Preliminary Determination in Antidumping Investigation on Wooden Bedroom Furniture to be Issued Tomorrow
The U.S. Department of Commerce will issue the preliminary results of the antidumping duty investigation on wooden bedroom furniture on June 17, 2004 and announce the preliminary results to the public on June 18, 2003 at noon. In anticipation of that determination, the Cato Institute's Center For Trade Policy Studies has recently issued a report that severely criticizes the antidumping petition filed by a group of U.S. furniture manufacturers against Chinese wooden bedroom imports. The report, entitled "Poster Child for Reform: The Antidumping Case on Bedroom Furniture from China," analyzes the antidumping petition filed by 26 companies seeking duties as high as 440 percent against $1 billion worth of Chinese wooden bedroom imports and concludes that the case "has nothing to do with unfair trade and is a perfect example of the need for antidumping reform."
Using the Chinese wooden bedroom furniture dumping petition as an example of how poor antidumping rules are abused for commercial gain, the report analyzes the duplicity of the petitioners shift in sourcing from China to other countries such as the Philippines, Indonesia, Brazil and Vietnam; the divisions within the domestic furniture producers in supporting the petition, Byrd Amendment incentives for filing the petition, underlying market distortions and U.S. producers' original cultivation of the Chinese furniture industry.

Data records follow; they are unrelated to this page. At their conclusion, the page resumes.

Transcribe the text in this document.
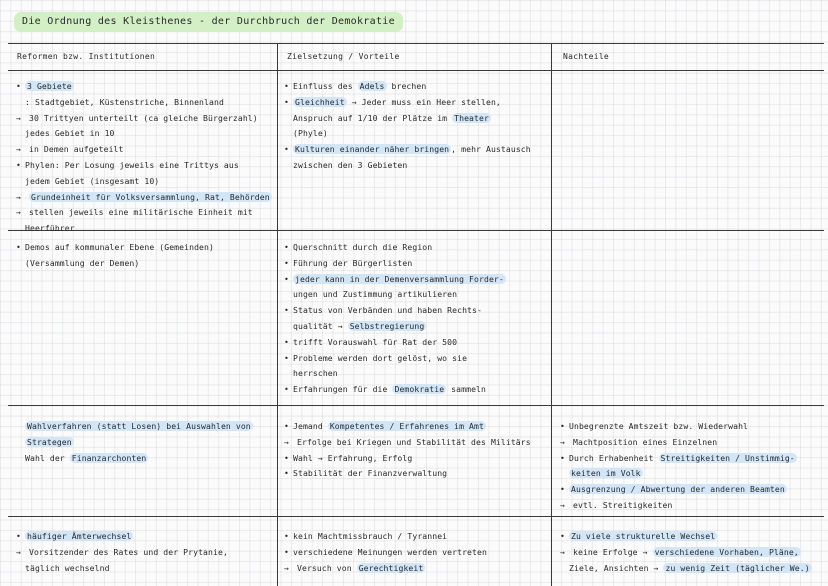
Die Ordnung des Kleisthenes - der Durchbruch der Demokratie
Reformen bzw. Institutionen	Zielsetzung / Vorteile	Nachteile
• 3 Gebiete
: Stadtgebiet, Küstenstriche, Binnenland
→ 30 Trittyen unterteilt (ca gleiche Bürgerzahl)
jedes Gebiet in 10
→ in Demen aufgeteilt
• Phylen: Per Losung jeweils eine Trittys aus
jedem Gebiet (insgesamt 10)
→ Grundeinheit für Volksversammlung, Rat, Behörden
→ stellen jeweils eine militärische Einheit mit
Heerführer
• Einfluss des Adels brechen
• Gleichheit → Jeder muss ein Heer stellen,
Anspruch auf 1/10 der Plätze im Theater
(Phyle)
• Kulturen einander näher bringen , mehr Austausch
zwischen den 3 Gebieten
• Demos auf kommunaler Ebene (Gemeinden)
(Versammlung der Demen)
• Querschnitt durch die Region
• Führung der Bürgerlisten
• jeder kann in der Demenversammlung Forder-
ungen und Zustimmung artikulieren
• Status von Verbänden und haben Rechts-
qualität → Selbstregierung
• trifft Vorauswahl für Rat der 500
• Probleme werden dort gelöst, wo sie
herrschen
• Erfahrungen für die Demokratie sammeln
Wahlverfahren (statt Losen) bei Auswahlen von
Strategen
Wahl der Finanzarchonten
• Jemand Kompetentes / Erfahrenes im Amt
→ Erfolge bei Kriegen und Stabilität des Militärs
• Wahl → Erfahrung, Erfolg
• Stabilität der Finanzverwaltung
• Unbegrenzte Amtszeit bzw. Wiederwahl
→ Machtposition eines Einzelnen
• Durch Erhabenheit Streitigkeiten / Unstimmig-
keiten im Volk
• Ausgrenzung / Abwertung der anderen Beamten
→ evtl. Streitigkeiten
• häufiger Ämterwechsel
→ Vorsitzender des Rates und der Prytanie,
täglich wechselnd
• kein Machtmissbrauch / Tyrannei
• verschiedene Meinungen werden vertreten
→ Versuch von Gerechtigkeit
• Zu viele strukturelle Wechsel
→ keine Erfolge → verschiedene Vorhaben, Pläne,
Ziele, Ansichten → zu wenig Zeit (täglicher We.)
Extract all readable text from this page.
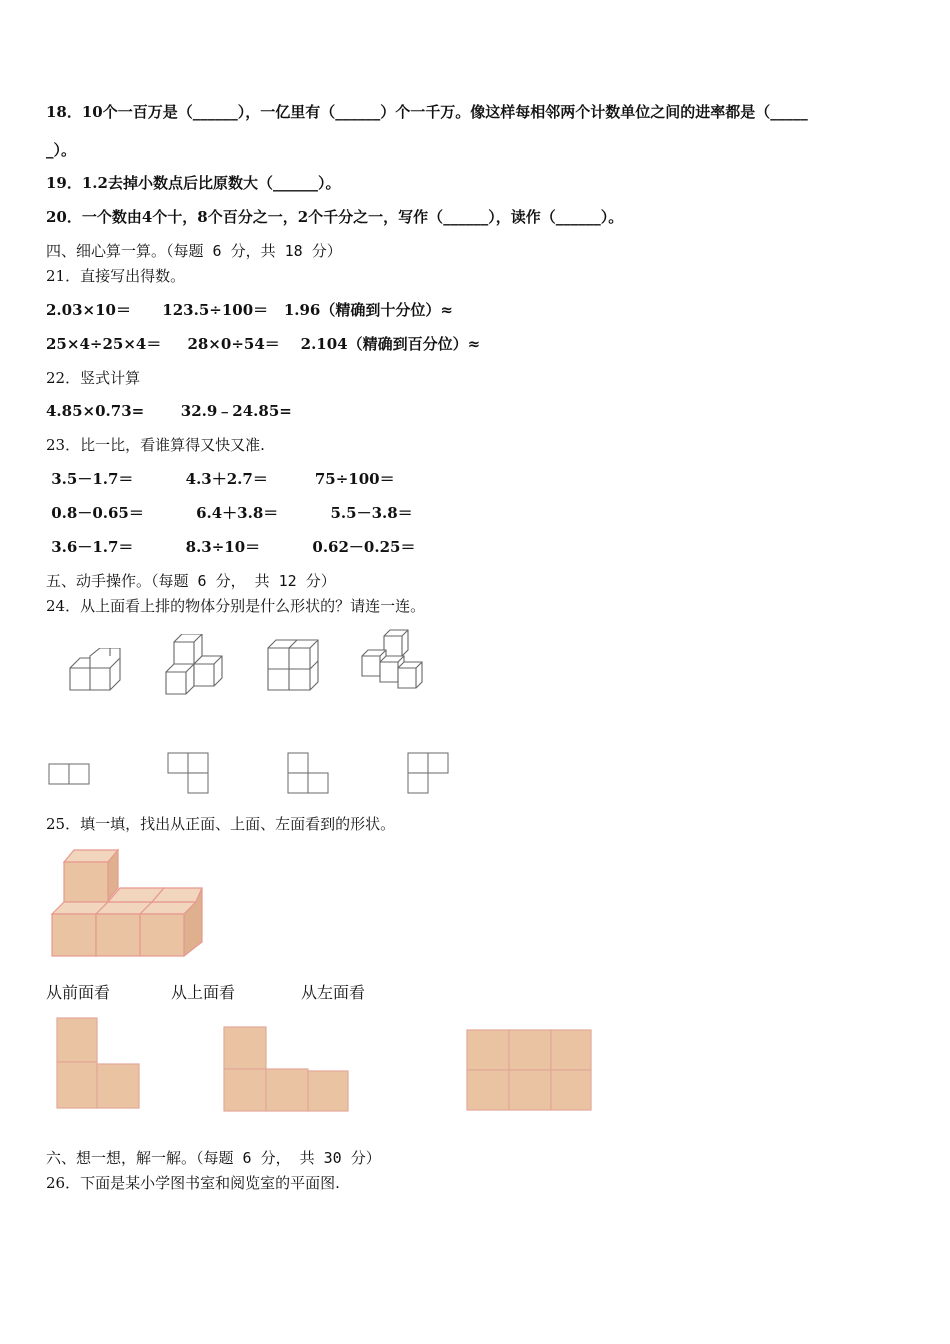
18．10个一百万是（______），一亿里有（______）个一千万。像这样每相邻两个计数单位之间的进率都是（_____
_）。
19．1.2去掉小数点后比原数大（______）。
20．一个数由4个十，8个百分之一，2个千分之一，写作（______），读作（______）。
四、细心算一算。（每题 6 分，共 18 分）
21．直接写出得数。
2.03×10＝      123.5÷100＝   1.96（精确到十分位）≈
25×4÷25×4＝     28×0÷54＝    2.104（精确到百分位）≈
22．竖式计算
4.85×0.73=       32.9﹣24.85=
23．比一比，看谁算得又快又准.
3.5－1.7＝          4.3＋2.7＝         75÷100＝
0.8－0.65＝          6.4＋3.8＝          5.5－3.8＝
3.6－1.7＝          8.3÷10＝          0.62－0.25＝
五、动手操作。（每题 6 分， 共 12 分）
24．从上面看上排的物体分别是什么形状的？请连一连。
25．填一填，找出从正面、上面、左面看到的形状。
从前面看	从上面看	从左面看
六、想一想，解一解。（每题 6 分， 共 30 分）
26．下面是某小学图书室和阅览室的平面图.
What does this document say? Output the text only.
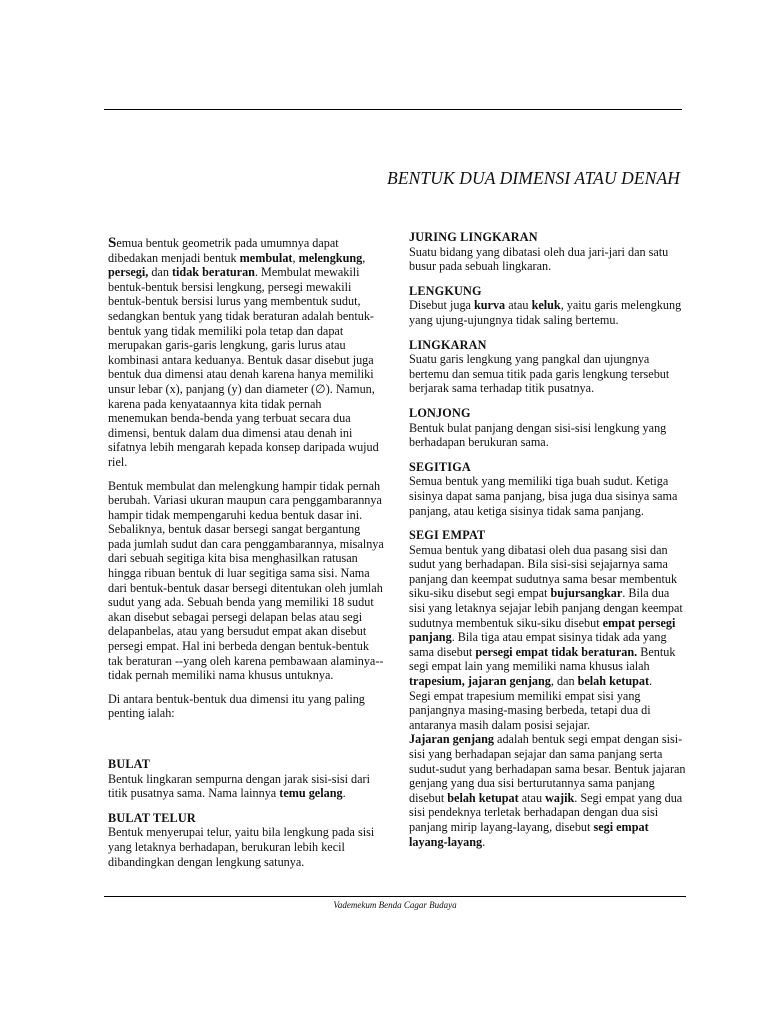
BENTUK DUA DIMENSI ATAU DENAH

Semua bentuk geometrik pada umumnya dapat dibedakan menjadi bentuk membulat, melengkung, persegi, dan tidak beraturan. Membulat mewakili bentuk-bentuk bersisi lengkung, persegi mewakili bentuk-bentuk bersisi lurus yang membentuk sudut, sedangkan bentuk yang tidak beraturan adalah bentuk-bentuk yang tidak memiliki pola tetap dan dapat merupakan garis-garis lengkung, garis lurus atau kombinasi antara keduanya. Bentuk dasar disebut juga bentuk dua dimensi atau denah karena hanya memiliki unsur lebar (x), panjang (y) dan diameter (∅). Namun, karena pada kenyataannya kita tidak pernah menemukan benda-benda yang terbuat secara dua dimensi, bentuk dalam dua dimensi atau denah ini sifatnya lebih mengarah kepada konsep daripada wujud riel.

Bentuk membulat dan melengkung hampir tidak pernah berubah. Variasi ukuran maupun cara penggambarannya hampir tidak mempengaruhi kedua bentuk dasar ini. Sebaliknya, bentuk dasar bersegi sangat bergantung pada jumlah sudut dan cara penggambarannya, misalnya dari sebuah segitiga kita bisa menghasilkan ratusan hingga ribuan bentuk di luar segitiga sama sisi. Nama dari bentuk-bentuk dasar bersegi ditentukan oleh jumlah sudut yang ada. Sebuah benda yang memiliki 18 sudut akan disebut sebagai persegi delapan belas atau segi delapanbelas, atau yang bersudut empat akan disebut persegi empat. Hal ini berbeda dengan bentuk-bentuk tak beraturan --yang oleh karena pembawaan alaminya-- tidak pernah memiliki nama khusus untuknya.

Di antara bentuk-bentuk dua dimensi itu yang paling penting ialah:

BULAT

Bentuk lingkaran sempurna dengan jarak sisi-sisi dari titik pusatnya sama. Nama lainnya temu gelang.

BULAT TELUR

Bentuk menyerupai telur, yaitu bila lengkung pada sisi yang letaknya berhadapan, berukuran lebih kecil dibandingkan dengan lengkung satunya.

JURING LINGKARAN

Suatu bidang yang dibatasi oleh dua jari-jari dan satu busur pada sebuah lingkaran.

LENGKUNG

Disebut juga kurva atau keluk, yaitu garis melengkung yang ujung-ujungnya tidak saling bertemu.

LINGKARAN

Suatu garis lengkung yang pangkal dan ujungnya bertemu dan semua titik pada garis lengkung tersebut berjarak sama terhadap titik pusatnya.

LONJONG

Bentuk bulat panjang dengan sisi-sisi lengkung yang berhadapan berukuran sama.

SEGITIGA

Semua bentuk yang memiliki tiga buah sudut. Ketiga sisinya dapat sama panjang, bisa juga dua sisinya sama panjang, atau ketiga sisinya tidak sama panjang.

SEGI EMPAT

Semua bentuk yang dibatasi oleh dua pasang sisi dan sudut yang berhadapan. Bila sisi-sisi sejajarnya sama panjang dan keempat sudutnya sama besar membentuk siku-siku disebut segi empat bujursangkar. Bila dua sisi yang letaknya sejajar lebih panjang dengan keempat sudutnya membentuk siku-siku disebut empat persegi panjang. Bila tiga atau empat sisinya tidak ada yang sama disebut persegi empat tidak beraturan. Bentuk segi empat lain yang memiliki nama khusus ialah trapesium, jajaran genjang, dan belah ketupat.
Segi empat trapesium memiliki empat sisi yang panjangnya masing-masing berbeda, tetapi dua di antaranya masih dalam posisi sejajar.
Jajaran genjang adalah bentuk segi empat dengan sisi-sisi yang berhadapan sejajar dan sama panjang serta sudut-sudut yang berhadapan sama besar. Bentuk jajaran genjang yang dua sisi berturutannya sama panjang disebut belah ketupat atau wajik. Segi empat yang dua sisi pendeknya terletak berhadapan dengan dua sisi panjang mirip layang-layang, disebut segi empat layang-layang.

Vademekum Benda Cagar Budaya
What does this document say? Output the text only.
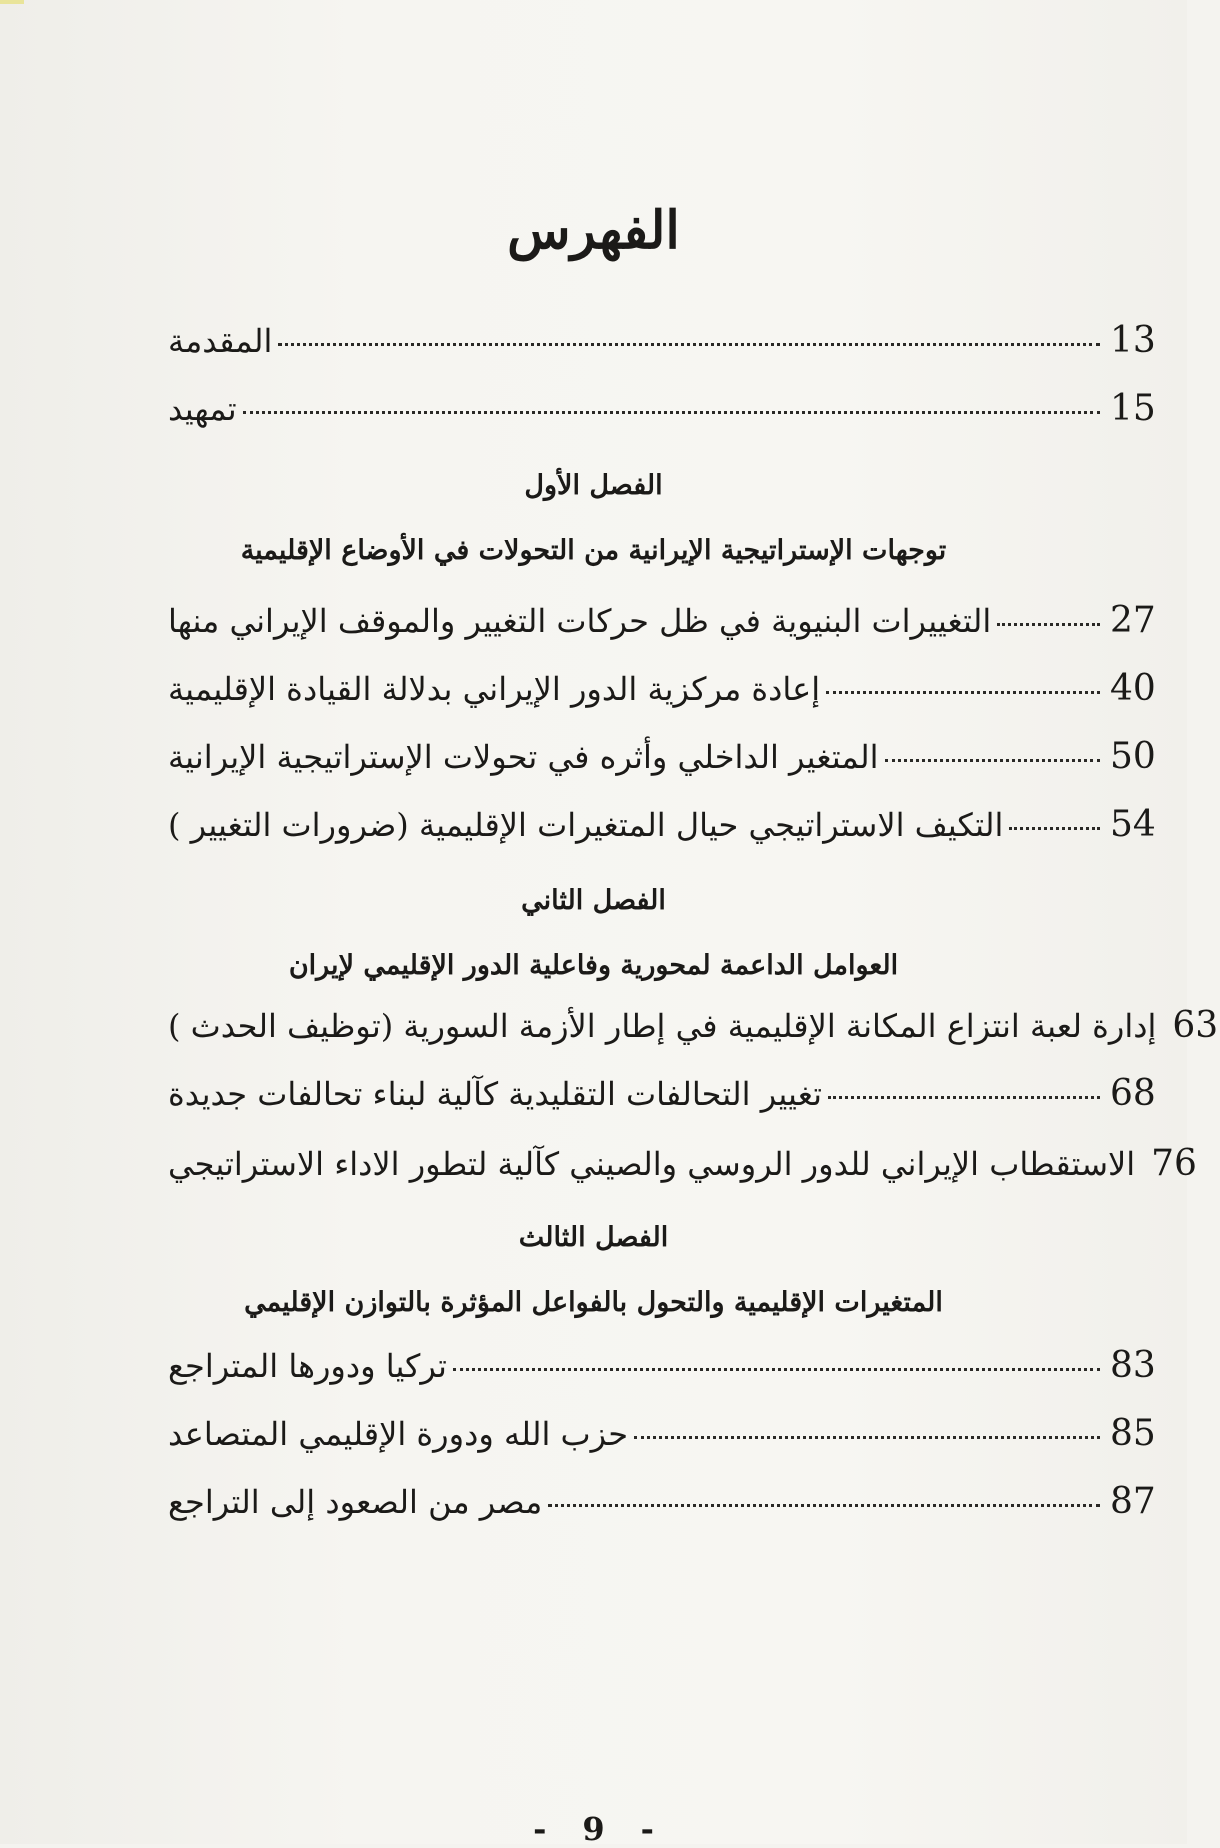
الفهرس
المقدمة	13
تمهيد	15
الفصل الأول
توجهات الإستراتيجية الإيرانية من التحولات في الأوضاع الإقليمية
التغييرات البنيوية في ظل حركات التغيير والموقف الإيراني منها	27
إعادة مركزية الدور الإيراني بدلالة القيادة الإقليمية	40
المتغير الداخلي وأثره في تحولات الإستراتيجية الإيرانية	50
التكيف الاستراتيجي حيال المتغيرات الإقليمية (ضرورات التغيير )	54
الفصل الثاني
العوامل الداعمة لمحورية وفاعلية الدور الإقليمي لإيران
إدارة لعبة انتزاع المكانة الإقليمية في إطار الأزمة السورية (توظيف الحدث ) 63
تغيير التحالفات التقليدية كآلية لبناء تحالفات جديدة	68
الاستقطاب الإيراني للدور الروسي والصيني كآلية لتطور الاداء الاستراتيجي 76
الفصل الثالث
المتغيرات الإقليمية والتحول بالفواعل المؤثرة بالتوازن الإقليمي
تركيا ودورها المتراجع	83
حزب الله ودورة الإقليمي المتصاعد	85
مصر من الصعود إلى التراجع	87
- 9 -
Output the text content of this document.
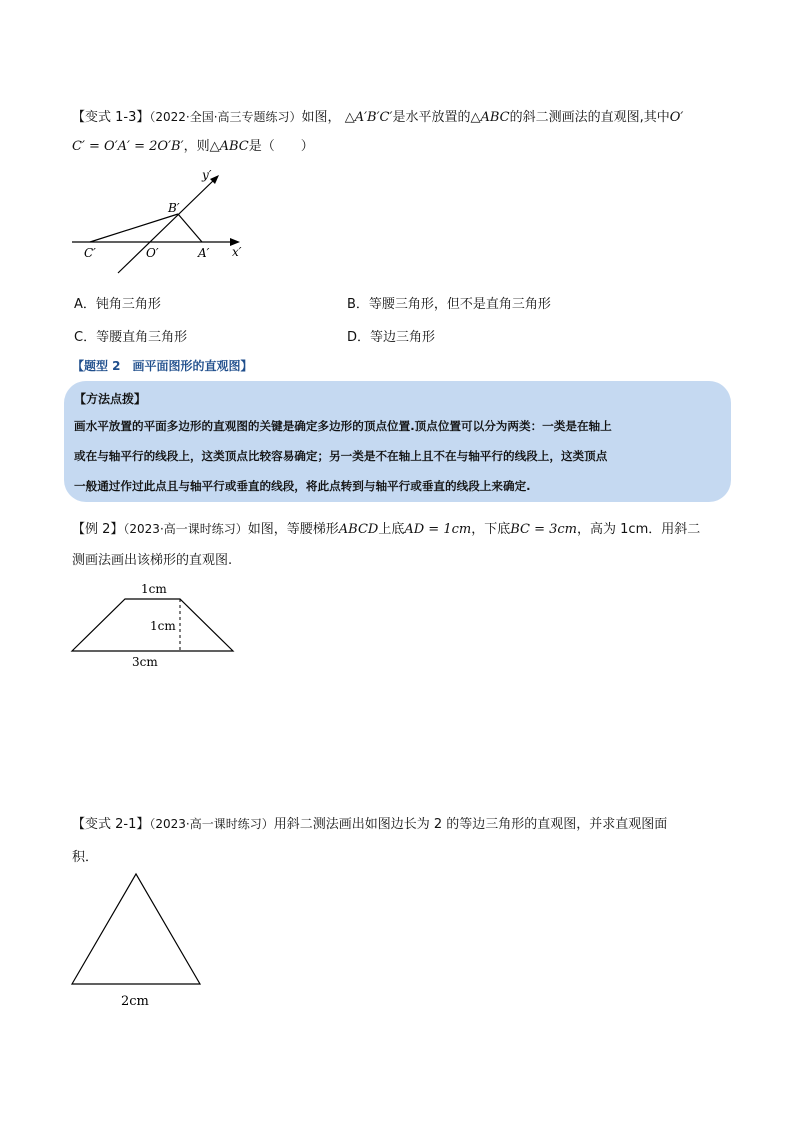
【变式 1-3】（2022·全国·高三专题练习）如图， △A′B′C′是水平放置的△ABC的斜二测画法的直观图,其中O′
C′ = O′A′ = 2O′B′，则△ABC是（　　）
y′
x′
B′
C′	O′	A′
A．钝角三角形	B．等腰三角形，但不是直角三角形
C．等腰直角三角形	D．等边三角形
【题型 2 画平面图形的直观图】
【方法点拨】
画水平放置的平面多边形的直观图的关键是确定多边形的顶点位置.顶点位置可以分为两类：一类是在轴上
或在与轴平行的线段上，这类顶点比较容易确定；另一类是不在轴上且不在与轴平行的线段上，这类顶点
一般通过作过此点且与轴平行或垂直的线段，将此点转到与轴平行或垂直的线段上来确定.
【例 2】（2023·高一课时练习）如图，等腰梯形ABCD上底AD = 1cm，下底BC = 3cm，高为 1cm．用斜二
测画法画出该梯形的直观图.
1cm
1cm
3cm
【变式 2-1】（2023·高一课时练习）用斜二测法画出如图边长为 2 的等边三角形的直观图，并求直观图面
积．
2cm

The report states that the "The filing of this case was a tactical maneuver by one group of domestic producers that seeks to exploit the gaping loopholes of the antidumping laws to get a leg up on its domestic competition. Domestic producers realize that the only way to compete and offer their customers variety is to source at least some production from abroad. Instead of preserving or returning jobs to the U.S. (which is the public justification for the petition) import restrictions will cause a shift in sourcing from China to places like the Philippines, Indonesia, Brazil and Vietnam -- places from which many of the petitioners have begun or are posted to being importing themselves ... the unfortunate result is a greater cost burden for import- using industries and higher prices for consumers."
With respect to the Byrd Amendment, the report says "One can only wonder how much influence the Byrd Amendment and its potential to reward only supporters of the petition affected the level of industry support ... If the prospect of the Byrd Amendment money persuaded even one of the estimated 125 petitioners of wooden bedroom furniture to support the petition, the provision's existence ... might have tipped the balance in favor of initiating the case."
The report concludes, "Imposing restrictions on imports of wooden bedroom furniture from China would amount to nothing more than picking winners and losers. Those who have invested in Chinese facilities and those who have developed relationships and nurtured their Chinese supply chains successfully will effectively be penalized for their success. Those whose business models were less successful and who have begun cultivating relationships with suppliers in other countries will be granted a head start in the inevitable process of foreign source-shifting. Whatever happens, production is highly unlikely to return to the United States."
A copy of "Poster Child for Reform: The Antidumping Case on Bedroom Furniture from China," can be found at: www.freetrade.org.